Dr Gallop continued: “I find this question quite amusing because the assumption behind it is that if people have had anything to do with the Labor Party or the trade union movement, they do not qualify for any of these positions.
“The Labor Party has a different attitude to this.
“The Labor side of politics also says that people who are associated with the Liberal Party or the Liberal Government are not disqualified from these positions either.
“We are delighted with the excellent work that is being done on behalf of the people of WA by former Liberal leader Barry MacKinnon.
“We were pleased to reappoint him to that position.
“We are delighted at the work being done by Mr Ian Laurance, a former deputy leader of the Liberal Party in this House and chairman of the Midland Redevelopment Authority, and we have reappointed him. We have absolutely no bias in this situation.”
So Dr Gallop claims even-handedness in quango appointments because two token Liberals exist.
Before assessing the documentation it’s worth recalling what State Scene contended, which wasn’t that being a Labor loyalist disqualifies someone from appointment to quangos.
In May 2001 Dr Gallop launched a review of quango memberships because he believed the selection process was severely flawed.
A press report (The West Australian, May 5 2001) announcing that review claimed it was launched “amid suspicion that GBCs are stacked with members linked to the Liberal Party”.
Clearly, and properly, the aim was to ensure favouring of party loyalists for such jobs ceased.
If not that, then it was aimed solely at ensuring Liberal loyalists were successfully purged.
The press report carried photographs of six Liberal appointees and disclosed their remuneration.
It would be surprising if those figures plus names of several others identified in that article weren’t supplied to the journalist by a Gallop Government spin doctor to help enhance the announcement of the inquiry titled State Government Aiming for Greater Diversity on Boards and Advisory Committees.
The inquiry’s report, completed in August 2001, made several excellent recommendations and observations.
For instance, it highlighted disquiet about those submitting their names to serve on quangos but who’d failed to receive due consideration.
“There is widespread concern, however, that this list is being ignored,” the report claims.
Dr Gallop’s tabled documentation shows that, since February 2001, as well as reappointing two Liberal MPs he so promptly named in parliament, there have been: one former Greens MP; three former Federal Labor MPs; one former Federal Labor candidates; one former State Labor candidate; five former State Labor MPs; five former State Labor ministers; and the spouse of a sitting Labor MP and a former Labor minister and that of a former interstate Labor minister.
Some hold more than one quango position. In one case it’s four, bringing in well over $40,000 annually. So much for diversity.
There also are several former high-profile unionists plus three senior public servants from an earlier Labor era, two of them now consultants, the third, a Curtin University academic, long well known to Dr Gallop, who receives $22,300 as a quango chairman.

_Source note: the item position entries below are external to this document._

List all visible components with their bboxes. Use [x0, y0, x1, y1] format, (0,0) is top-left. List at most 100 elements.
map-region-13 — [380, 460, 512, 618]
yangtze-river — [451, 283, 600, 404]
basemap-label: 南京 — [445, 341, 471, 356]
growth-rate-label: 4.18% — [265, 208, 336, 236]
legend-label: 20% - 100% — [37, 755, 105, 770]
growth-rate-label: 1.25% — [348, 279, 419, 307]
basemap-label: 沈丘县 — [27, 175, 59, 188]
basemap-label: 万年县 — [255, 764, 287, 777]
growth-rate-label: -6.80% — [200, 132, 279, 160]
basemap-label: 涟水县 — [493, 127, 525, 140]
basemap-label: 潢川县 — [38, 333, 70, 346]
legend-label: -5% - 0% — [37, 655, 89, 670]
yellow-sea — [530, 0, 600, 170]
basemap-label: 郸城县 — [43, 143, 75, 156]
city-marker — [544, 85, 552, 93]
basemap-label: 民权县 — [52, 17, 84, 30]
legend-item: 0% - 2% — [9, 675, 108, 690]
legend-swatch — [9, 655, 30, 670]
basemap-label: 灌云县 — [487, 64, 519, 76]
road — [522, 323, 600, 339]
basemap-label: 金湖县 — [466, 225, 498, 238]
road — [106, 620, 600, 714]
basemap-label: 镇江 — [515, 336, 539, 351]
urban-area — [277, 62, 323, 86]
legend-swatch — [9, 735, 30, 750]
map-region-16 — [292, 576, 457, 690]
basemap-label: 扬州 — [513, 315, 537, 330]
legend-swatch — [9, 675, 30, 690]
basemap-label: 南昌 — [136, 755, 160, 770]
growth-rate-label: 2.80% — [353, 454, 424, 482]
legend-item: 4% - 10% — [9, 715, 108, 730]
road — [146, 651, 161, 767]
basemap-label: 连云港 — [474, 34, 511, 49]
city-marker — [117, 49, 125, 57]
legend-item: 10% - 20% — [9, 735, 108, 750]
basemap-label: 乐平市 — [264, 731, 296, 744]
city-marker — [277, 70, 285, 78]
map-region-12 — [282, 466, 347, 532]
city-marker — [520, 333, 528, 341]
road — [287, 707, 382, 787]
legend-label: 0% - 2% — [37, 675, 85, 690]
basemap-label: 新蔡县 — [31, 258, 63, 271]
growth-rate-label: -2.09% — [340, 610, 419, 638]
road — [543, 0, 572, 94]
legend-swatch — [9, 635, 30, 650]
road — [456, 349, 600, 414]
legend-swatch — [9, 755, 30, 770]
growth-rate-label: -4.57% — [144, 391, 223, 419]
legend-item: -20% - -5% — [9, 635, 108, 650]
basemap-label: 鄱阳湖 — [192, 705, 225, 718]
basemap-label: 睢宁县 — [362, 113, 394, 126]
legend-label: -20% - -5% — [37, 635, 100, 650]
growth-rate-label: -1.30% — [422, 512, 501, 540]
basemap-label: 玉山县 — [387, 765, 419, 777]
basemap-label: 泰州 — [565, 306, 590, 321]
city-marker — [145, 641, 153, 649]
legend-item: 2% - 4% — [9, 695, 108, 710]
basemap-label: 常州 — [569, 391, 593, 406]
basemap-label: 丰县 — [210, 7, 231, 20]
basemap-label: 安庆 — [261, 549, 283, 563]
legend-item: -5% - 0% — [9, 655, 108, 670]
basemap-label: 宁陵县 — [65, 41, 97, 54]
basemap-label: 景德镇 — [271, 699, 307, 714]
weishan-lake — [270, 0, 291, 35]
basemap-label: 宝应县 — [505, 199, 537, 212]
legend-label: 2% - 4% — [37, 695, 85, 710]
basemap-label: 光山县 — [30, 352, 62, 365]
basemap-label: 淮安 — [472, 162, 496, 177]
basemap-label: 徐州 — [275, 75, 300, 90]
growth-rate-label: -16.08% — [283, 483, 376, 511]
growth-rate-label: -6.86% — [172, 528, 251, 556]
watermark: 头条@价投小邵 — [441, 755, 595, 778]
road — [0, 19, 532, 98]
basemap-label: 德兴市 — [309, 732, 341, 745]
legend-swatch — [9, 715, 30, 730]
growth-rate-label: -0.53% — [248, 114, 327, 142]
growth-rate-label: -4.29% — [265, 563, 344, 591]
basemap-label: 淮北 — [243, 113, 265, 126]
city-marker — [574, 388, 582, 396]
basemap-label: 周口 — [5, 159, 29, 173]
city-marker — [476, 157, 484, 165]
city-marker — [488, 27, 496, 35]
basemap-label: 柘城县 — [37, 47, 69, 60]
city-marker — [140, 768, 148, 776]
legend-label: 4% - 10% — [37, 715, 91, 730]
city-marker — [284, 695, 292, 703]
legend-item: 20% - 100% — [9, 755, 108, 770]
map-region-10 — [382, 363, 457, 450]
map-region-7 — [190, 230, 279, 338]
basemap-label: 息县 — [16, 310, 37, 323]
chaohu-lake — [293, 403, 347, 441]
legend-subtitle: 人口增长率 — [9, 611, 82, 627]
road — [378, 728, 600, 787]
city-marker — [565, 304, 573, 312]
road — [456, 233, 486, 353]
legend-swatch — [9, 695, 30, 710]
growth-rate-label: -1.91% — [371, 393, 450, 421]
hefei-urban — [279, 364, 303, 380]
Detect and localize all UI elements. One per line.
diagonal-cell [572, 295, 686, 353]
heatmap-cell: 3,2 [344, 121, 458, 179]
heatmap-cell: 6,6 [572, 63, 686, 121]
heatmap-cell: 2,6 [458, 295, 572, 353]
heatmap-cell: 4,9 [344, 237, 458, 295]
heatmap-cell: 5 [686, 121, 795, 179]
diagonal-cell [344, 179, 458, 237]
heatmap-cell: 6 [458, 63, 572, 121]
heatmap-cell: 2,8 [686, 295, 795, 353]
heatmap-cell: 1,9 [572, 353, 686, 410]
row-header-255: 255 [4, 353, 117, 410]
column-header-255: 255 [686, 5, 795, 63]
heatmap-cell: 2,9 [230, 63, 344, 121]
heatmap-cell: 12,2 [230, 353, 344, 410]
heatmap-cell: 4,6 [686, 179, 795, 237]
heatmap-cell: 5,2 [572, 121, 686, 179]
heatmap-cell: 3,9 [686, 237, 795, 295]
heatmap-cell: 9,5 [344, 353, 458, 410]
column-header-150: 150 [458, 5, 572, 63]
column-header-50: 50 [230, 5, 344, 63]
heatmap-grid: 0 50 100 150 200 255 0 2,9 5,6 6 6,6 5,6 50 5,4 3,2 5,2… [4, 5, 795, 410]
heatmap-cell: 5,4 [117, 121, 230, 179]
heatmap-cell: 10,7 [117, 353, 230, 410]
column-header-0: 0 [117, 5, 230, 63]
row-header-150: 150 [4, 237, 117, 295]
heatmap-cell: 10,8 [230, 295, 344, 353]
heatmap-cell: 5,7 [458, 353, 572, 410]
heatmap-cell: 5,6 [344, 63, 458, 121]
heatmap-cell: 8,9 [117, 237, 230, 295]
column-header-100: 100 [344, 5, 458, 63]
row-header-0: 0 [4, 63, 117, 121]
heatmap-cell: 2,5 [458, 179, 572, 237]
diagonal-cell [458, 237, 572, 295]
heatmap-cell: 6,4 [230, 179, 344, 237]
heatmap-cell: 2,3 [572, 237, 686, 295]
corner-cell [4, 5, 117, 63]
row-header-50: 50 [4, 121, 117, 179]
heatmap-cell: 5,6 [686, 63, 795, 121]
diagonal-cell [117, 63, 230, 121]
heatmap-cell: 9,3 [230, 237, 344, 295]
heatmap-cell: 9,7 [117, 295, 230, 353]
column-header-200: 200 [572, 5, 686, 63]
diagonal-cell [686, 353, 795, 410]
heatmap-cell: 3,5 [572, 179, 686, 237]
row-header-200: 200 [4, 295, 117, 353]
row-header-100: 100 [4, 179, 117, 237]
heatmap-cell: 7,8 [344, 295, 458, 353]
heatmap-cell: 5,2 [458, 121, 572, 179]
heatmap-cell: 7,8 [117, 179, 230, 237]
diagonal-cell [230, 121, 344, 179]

One of the consultants, working on environmental affairs, chairs a quango specialising in environmental matters, giving him a jump on other such consultants. Unfortunately, his payment isn’t disclosed.
The second consultant holds four quango posts, receiving a handsome $63,800. Is this another example of the new style diversity in action?
So, after not even three years of Labor, closer to 30 loyalists and two token Liberals are quickly identified.
Yet Dr Gallop told parliament: “We have absolutely no bias in this situation”.